Young has led the No. 2 Longhorns to 19 straight wins and a Rose Bowl showdown with No. 1 Southern California for the national championship. He’s done it in such a spectacular way that on Saturday he’ll likely be in New York as a finalist for the Heisman Trophy, trying to join Earl Campbell and Ricky Williams as the only Longhorns to win the award.
His top competition comes from the guys Texas will have to stop Jan. 4. Trojans running back Reggie Bush and quarterback Matt Leinart, who won the award last season.
Young’s supporters see him as the best of both. As a quarterback, he’s the team’s leader, like Leinart, yet as a phenomenal athlete capable of making eye-popping plays, he’s every defensive coordinator’s nightmare, like Bush.

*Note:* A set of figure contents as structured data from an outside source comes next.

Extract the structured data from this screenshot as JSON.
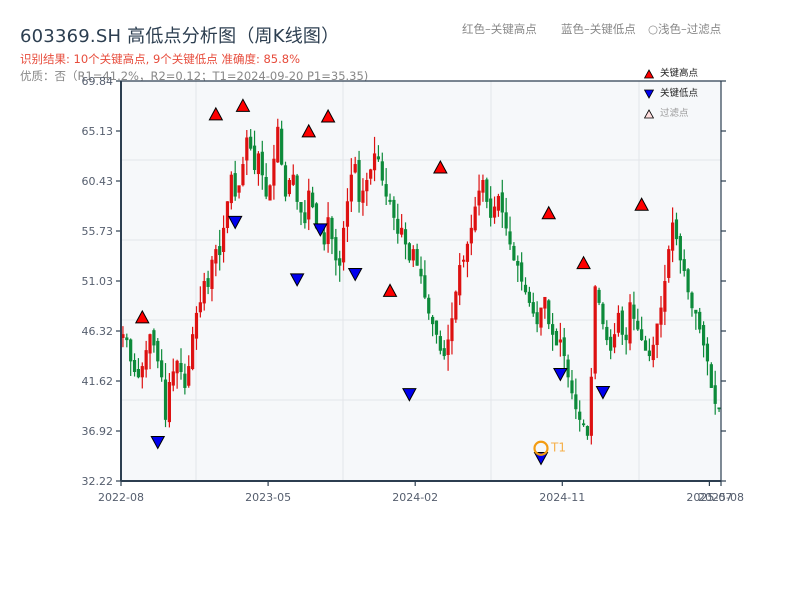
{
  "header": {
    "title": "603369.SH 高低点分析图（周K线图）",
    "subtitle": "识别结果: 10个关键高点, 9个关键低点   准确度: 85.8%",
    "meta": "优质：否（R1=41.2%，R2=0.12；T1=2024-09-20 P1=35.35)"
  },
  "top_legend": {
    "red": "红色–关键高点",
    "blue": "蓝色–关键低点",
    "filtered": "○浅色–过滤点"
  },
  "legend": {
    "items": [
      {
        "label": "关键高点",
        "marker": "triangle-up",
        "color": "#ff0000"
      },
      {
        "label": "关键低点",
        "marker": "triangle-down",
        "color": "#0000ff"
      },
      {
        "label": "过滤点",
        "marker": "triangle-up-light",
        "color": "#ffcccc"
      }
    ]
  },
  "colors": {
    "up": "#dd1111",
    "down": "#0d8a3a",
    "high_marker": "#ff0000",
    "low_marker": "#0000ee",
    "t1_circle": "#f39c12",
    "axis": "#2c3e50",
    "grid": "#e3e6ea",
    "plot_bg": "#f6f8fa"
  },
  "chart_data": {
    "type": "candlestick",
    "title": "603369.SH 高低点分析图（周K线图）",
    "xlabel": "",
    "ylabel": "",
    "ylim": [
      32.22,
      69.84
    ],
    "yticks": [
      "32.22",
      "36.92",
      "41.62",
      "46.32",
      "51.03",
      "55.73",
      "60.43",
      "65.13",
      "69.84"
    ],
    "xticks": [
      {
        "label": "2022-08",
        "pos": 0
      },
      {
        "label": "2023-05",
        "pos": 38
      },
      {
        "label": "2024-02",
        "pos": 76
      },
      {
        "label": "2024-11",
        "pos": 114
      },
      {
        "label": "2025-07",
        "pos": 152
      },
      {
        "label": "2025-08",
        "pos": 154
      }
    ],
    "grid": true,
    "n_bars": 155,
    "closes": [
      46.0,
      45.5,
      43.5,
      42.5,
      42.0,
      43.0,
      44.5,
      46.0,
      45.0,
      43.5,
      42.0,
      38.0,
      41.5,
      42.5,
      43.5,
      42.5,
      41.0,
      43.0,
      46.0,
      48.0,
      49.0,
      51.0,
      50.5,
      53.0,
      54.0,
      53.5,
      56.0,
      58.5,
      61.0,
      59.0,
      60.0,
      62.0,
      64.5,
      63.5,
      61.5,
      63.0,
      61.0,
      59.0,
      60.0,
      62.5,
      65.5,
      62.0,
      59.0,
      60.5,
      61.0,
      58.5,
      57.5,
      56.5,
      59.5,
      58.0,
      56.0,
      55.5,
      54.5,
      57.0,
      55.0,
      53.0,
      52.5,
      56.0,
      58.5,
      61.0,
      62.0,
      58.5,
      59.5,
      60.5,
      61.5,
      63.0,
      62.5,
      60.5,
      59.0,
      58.5,
      57.0,
      55.5,
      56.0,
      54.5,
      53.0,
      54.0,
      52.5,
      51.5,
      49.5,
      48.0,
      47.0,
      46.0,
      44.5,
      44.0,
      45.5,
      47.5,
      50.0,
      52.5,
      53.0,
      54.5,
      56.0,
      58.0,
      59.5,
      60.5,
      58.5,
      57.0,
      58.0,
      59.0,
      57.5,
      56.0,
      54.5,
      53.0,
      52.5,
      51.0,
      50.0,
      49.0,
      48.0,
      47.0,
      48.5,
      49.5,
      47.0,
      46.0,
      45.0,
      45.5,
      44.0,
      42.0,
      40.5,
      39.0,
      38.0,
      37.5,
      36.5,
      42.0,
      50.5,
      49.0,
      47.0,
      45.5,
      44.5,
      46.0,
      48.0,
      46.0,
      45.5,
      49.0,
      47.5,
      46.5,
      45.5,
      44.5,
      44.0,
      45.0,
      47.0,
      48.5,
      51.0,
      54.0,
      56.5,
      55.0,
      53.0,
      52.0,
      50.0,
      48.5,
      48.0,
      46.5,
      45.0,
      43.5,
      41.0,
      39.5,
      39.0,
      39.5,
      40.0
    ],
    "key_highs": [
      {
        "index": 5,
        "price": 46.9
      },
      {
        "index": 24,
        "price": 66.0
      },
      {
        "index": 31,
        "price": 66.8
      },
      {
        "index": 48,
        "price": 64.4
      },
      {
        "index": 53,
        "price": 65.8
      },
      {
        "index": 69,
        "price": 49.4
      },
      {
        "index": 82,
        "price": 61.0
      },
      {
        "index": 110,
        "price": 56.7
      },
      {
        "index": 119,
        "price": 52.0
      },
      {
        "index": 134,
        "price": 57.5
      }
    ],
    "key_lows": [
      {
        "index": 9,
        "price": 36.5
      },
      {
        "index": 29,
        "price": 57.2
      },
      {
        "index": 45,
        "price": 51.8
      },
      {
        "index": 51,
        "price": 56.5
      },
      {
        "index": 60,
        "price": 52.3
      },
      {
        "index": 74,
        "price": 41.0
      },
      {
        "index": 108,
        "price": 35.0
      },
      {
        "index": 113,
        "price": 42.9
      },
      {
        "index": 124,
        "price": 41.2
      }
    ],
    "annotations": [
      {
        "label": "T1",
        "index": 108,
        "price": 35.35,
        "date": "2024-09-20"
      }
    ]
  }
}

“At this level you see a few guys with capes and S’s on their chest and Vince Young is one of them,” Colorado coach Gary Barnett said before Young passed for three touchdowns and ran for another against the Buffaloes in a 70-3 victory in the Big 12 title game last Saturday.
Young’s won 29 of 31 starts, passing Bobby Layne – a college and pro Hall of Famer who set the standard for Texas quarterbacks back in the 1950s – for the most victories.
He’s accounted for 78 touchdowns in his career, breaking the school record of 76 set by Williams, the 1998 Heisman winner. His 8,705 yards of total offense is also a school record.
Funny thing is, midway through last season, critics wanted him to play another position.
Following a shutout loss to rival Oklahoma, Young was derided as a great runner whose awkward sidearm motion was too inconsistent.
“He had to move to receiver,” Texas coach Mack Brown recalled recently.
Instead of benching him or moving him to a new position, Brown left the team in the hands of a 6-foot-5, 230-pound project, flaunting his size and speed as Texas bullied teams with a punishing rushing attack.
The Longhorns haven’t lost since.
Young’s breakout game was the last Rose Bowl when he ran for 20, 60, 10 and 23 touchdowns and threw for another in Texas’ 38-37 win over Michigan.
“Vince Young is the finest athlete I’ve ever been on the field with,” Wolverines coach Lloyd Carr said afterward.
As a passer, Young silenced his critics with 2,769 yards and 26 touchdowns this season. He’s also run for a team-high 850 yards and nine TDs in an offense that scored 50 or more points seven times. His pass efficiency rating is 168.6, the best in the nation.
“We take for granted now what he does,” Brown said. “He does whatever he needs to do to win.”
Young’s arm got Texas its biggest win of the season, a 25-22 victory at Ohio State, with a late-game touchdown pass to Limas Sweed.
Then the season really started rolling.
Texas ended five years of frustration against Oklahoma. Young was the center of the post-game celebration, leading thousands of fans in singing the “Eyes of Texas.”
Three weeks later, he saved Texas’ season with 506 total yards – 267 on the ground, 239 through the air – in a 47-28 win at Oklahoma State. Texas trailed 28-9 in the second quarter and Young’s 80-yard touchdown run at the start of the third turned the game.
Young is just as important a leader off the field as on it. He leads the pre-game, behind-the-scenes “flow sessions” of music and dancing that keep the players and coaches loose.